There is no question that had Ethel's lawyers been aware of Greenglass's grand jury testimony, they could have used it quite effectively to impeach Greenglass's credibility. By confronting him with his grand jury testimony, in which he essentially absolves Ethel of any involvement in the espionage plot, and makes no mention of her typing incriminating notes, Ethel's lawyers would have been able to suggest that his new testimony earned him a favorable deal and apparently saved his own wife from being charged. What happened that caused Greenglass to now accuse his sister?

The federal prosecutors - Irving Saypol, Roy Cohn, and Myles Lane - are not around to answer. And the most an observer can do is speculate on how it came to be that Greenglass pleaded guilty for a reduced sentence, changed his story for the trial to incriminate Ethel, which resulted in his wife Ruth not being charged at all. Did Greenglass's new account at trial result from his own new memory of the events, or was he coached and pressured by the prosecutors to change his story to accuse Ethel, against whom there was virtually no other proof?

Did the prosecution have an obligation to disclose to the defense Greenglass's grand jury testimony? Today, the rules of evidence absolutely require prosecutors to disclose to the defense all prior statements of a witness which the defense may use to attack that witness's credibility. Indeed, cross-examination of any witness by confronting that witness with his or her prior inconsistent statements, including significant omissions - as Greenglass's grand jury testimony certainly was - is probably the most common technique used to undermine a witness' credibility. The theory is that a witness who says one thing today, and something different tomorrow, is less trustworthy than a witness who tells consistent stories. Whether this theory is well-founded or not is debatable.

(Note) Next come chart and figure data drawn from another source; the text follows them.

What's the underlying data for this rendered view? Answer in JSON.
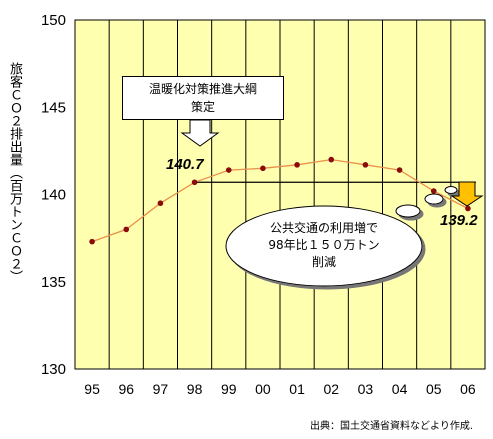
{
  "chart_data": {
    "type": "line",
    "title": "",
    "xlabel": "",
    "ylabel": "旅客ＣＯ２排出量（百万トンＣＯ２）",
    "categories": [
      "95",
      "96",
      "97",
      "98",
      "99",
      "00",
      "01",
      "02",
      "03",
      "04",
      "05",
      "06"
    ],
    "series": [
      {
        "values": [
          137.3,
          138.0,
          139.5,
          140.7,
          141.4,
          141.5,
          141.7,
          142.0,
          141.7,
          141.4,
          140.2,
          139.2
        ]
      }
    ],
    "ylim": [
      130,
      150
    ],
    "yticks": [
      "130",
      "135",
      "140",
      "145",
      "150"
    ],
    "grid": "vertical",
    "line_color": "#e8904c",
    "marker_color": "#8b0a0a",
    "background_color": "#ffffb0",
    "reference_value": 140.7,
    "annotations": {
      "callout_policy": "温暖化対策推進大綱\n策定",
      "start_value_label": "140.7",
      "end_value_label": "139.2",
      "cloud_text": "公共交通の利用増で\n98年比１５０万トン\n削減"
    }
  },
  "source": "出典：国土交通省資料などより作成."
}
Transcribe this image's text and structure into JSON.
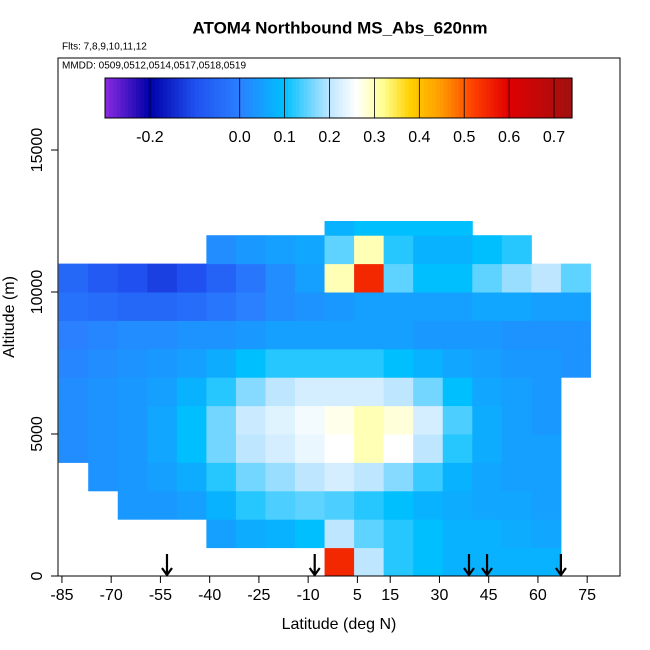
{
  "chart_data": {
    "type": "curtain",
    "title": "ATOM4 Northbound MS_Abs_620nm",
    "subtitle": [
      "Flts: 7,8,9,10,11,12",
      "MMDD: 0509,0512,0514,0517,0518,0519"
    ],
    "x_label": "Latitude (deg N)",
    "y_label": "Altitude (m)",
    "xlim": [
      -86.2,
      85
    ],
    "ylim": [
      0,
      18240
    ],
    "xticks": [
      -85,
      -70,
      -55,
      -40,
      -25,
      -10,
      5,
      15,
      30,
      45,
      60,
      75
    ],
    "yticks": [
      0,
      5000,
      10000,
      15000
    ],
    "arrows": [
      -53,
      -8,
      39,
      44.5,
      67
    ],
    "colorbar": {
      "lim": [
        -0.3,
        0.74
      ],
      "ticks": [
        -0.2,
        {
          "value": 0,
          "label": "0.0"
        },
        0.1,
        0.2,
        0.3,
        0.4,
        0.5,
        0.6,
        0.7
      ],
      "colors": [
        [
          -0.3,
          "#8a2be2"
        ],
        [
          -0.2,
          "#0000a8"
        ],
        [
          -0.1,
          "#2050f0"
        ],
        [
          0,
          "#2a80ff"
        ],
        [
          0.1,
          "#00bfff"
        ],
        [
          0.2,
          "#bfe6ff"
        ],
        [
          0.26,
          "#ffffff"
        ],
        [
          0.32,
          "#ffff90"
        ],
        [
          0.38,
          "#ffd000"
        ],
        [
          0.45,
          "#ff9a00"
        ],
        [
          0.52,
          "#ff4000"
        ],
        [
          0.6,
          "#e00000"
        ],
        [
          0.74,
          "#a01010"
        ]
      ]
    },
    "grid": {
      "lat_edges": [
        -86,
        -77,
        -68,
        -59,
        -50,
        -41,
        -32,
        -23,
        -14,
        -5,
        4,
        13,
        22,
        31,
        40,
        49,
        58,
        67,
        76
      ],
      "alt_edges": [
        0,
        1000,
        2000,
        3000,
        4000,
        5000,
        6000,
        7000,
        8000,
        9000,
        10000,
        11000,
        12000,
        12500
      ],
      "values": [
        [
          null,
          null,
          null,
          null,
          null,
          null,
          null,
          null,
          null,
          0.55,
          0.2,
          0.12,
          0.1,
          0.08,
          0.08,
          0.08,
          0.08,
          null
        ],
        [
          null,
          null,
          null,
          null,
          null,
          0.05,
          0.07,
          0.08,
          0.1,
          0.2,
          0.15,
          0.12,
          0.1,
          0.08,
          0.08,
          0.07,
          0.06,
          null
        ],
        [
          null,
          null,
          0.04,
          0.04,
          0.05,
          0.08,
          0.12,
          0.14,
          0.15,
          0.14,
          0.12,
          0.1,
          0.08,
          0.07,
          0.06,
          0.06,
          0.05,
          null
        ],
        [
          null,
          0.03,
          0.04,
          0.05,
          0.07,
          0.12,
          0.16,
          0.18,
          0.2,
          0.22,
          0.2,
          0.17,
          0.13,
          0.08,
          0.06,
          0.05,
          0.05,
          null
        ],
        [
          0.02,
          0.03,
          0.04,
          0.06,
          0.1,
          0.16,
          0.2,
          0.22,
          0.24,
          0.26,
          0.3,
          0.26,
          0.2,
          0.12,
          0.07,
          0.05,
          0.05,
          null
        ],
        [
          0.02,
          0.03,
          0.04,
          0.06,
          0.1,
          0.16,
          0.21,
          0.23,
          0.25,
          0.27,
          0.3,
          0.28,
          0.22,
          0.14,
          0.07,
          0.05,
          0.04,
          null
        ],
        [
          0.02,
          0.03,
          0.04,
          0.05,
          0.08,
          0.12,
          0.17,
          0.2,
          0.22,
          0.22,
          0.22,
          0.2,
          0.16,
          0.1,
          0.06,
          0.05,
          0.04,
          null
        ],
        [
          0.01,
          0.02,
          0.03,
          0.04,
          0.05,
          0.07,
          0.1,
          0.12,
          0.12,
          0.12,
          0.12,
          0.1,
          0.08,
          0.06,
          0.05,
          0.04,
          0.04,
          0.03
        ],
        [
          0,
          0.01,
          0.02,
          0.02,
          0.03,
          0.03,
          0.04,
          0.05,
          0.05,
          0.05,
          0.05,
          0.05,
          0.04,
          0.04,
          0.04,
          0.03,
          0.03,
          0.03
        ],
        [
          -0.03,
          -0.04,
          -0.05,
          -0.05,
          -0.04,
          -0.02,
          0,
          0.02,
          0.03,
          0.04,
          0.05,
          0.05,
          0.05,
          0.05,
          0.06,
          0.06,
          0.05,
          0.05
        ],
        [
          -0.05,
          -0.08,
          -0.1,
          -0.12,
          -0.1,
          -0.06,
          -0.02,
          0.02,
          0.05,
          0.3,
          0.55,
          0.15,
          0.1,
          0.1,
          0.15,
          0.18,
          0.2,
          0.15
        ],
        [
          null,
          null,
          null,
          null,
          null,
          0.02,
          0.04,
          0.05,
          0.06,
          0.15,
          0.3,
          0.12,
          0.08,
          0.08,
          0.1,
          0.12,
          null,
          null
        ],
        [
          null,
          null,
          null,
          null,
          null,
          null,
          null,
          null,
          null,
          0.08,
          0.1,
          0.1,
          0.1,
          0.1,
          null,
          null,
          null,
          null
        ]
      ]
    }
  }
}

But certainly the ability of a lawyer to confront a witness with his or her prior inconsistent accounts of an event may assist the jury to evaluate the witness's truthfulness and accuracy.

But in 1951 a prosecutor was not required to disclose to the defense prior statements of a witness, and certainly not required to disclose secret grand jury testimony. However, at the time, there was one major exception: prosecutors then, as now, are constitutionally and ethically required to play fair, and not to strike "foul blows." Prosecutors then, as now, were cautioned that to allow a key witness to give perjured testimony without disclosing the fact violates due process. Prosecutors then, as now, were cautioned by the Canons of Professional Ethics that it is the primary duty of the prosecutor "to see that justice is done," and that "the suppression of facts capable of establishing the innocence of the accused is highly reprehensible."

If Greenglass's grand jury testimony is the truth, and if his later acknowledgement that he lied at the trial is also true, then Ethel Rosenberg was not proved to have had any part in the espionage plot and was wrongfully convicted and executed. Unquestionably, the prosecution as a matter of fairness and justice had a duty to disclose his grand jury testimony to the defense. Now, 65 years later, we have this additional information to evaluate Greenglass's credibility. But the government had this information all the time. We'll probably never know exactly what the prosecutors did in engineering the convictions and executions of Julius and Ethel Rosenberg, but it is more than troubling to believe that Cold War hysteria drove them to design a prosecution that may have resulted in the conviction and execution of an innocent person.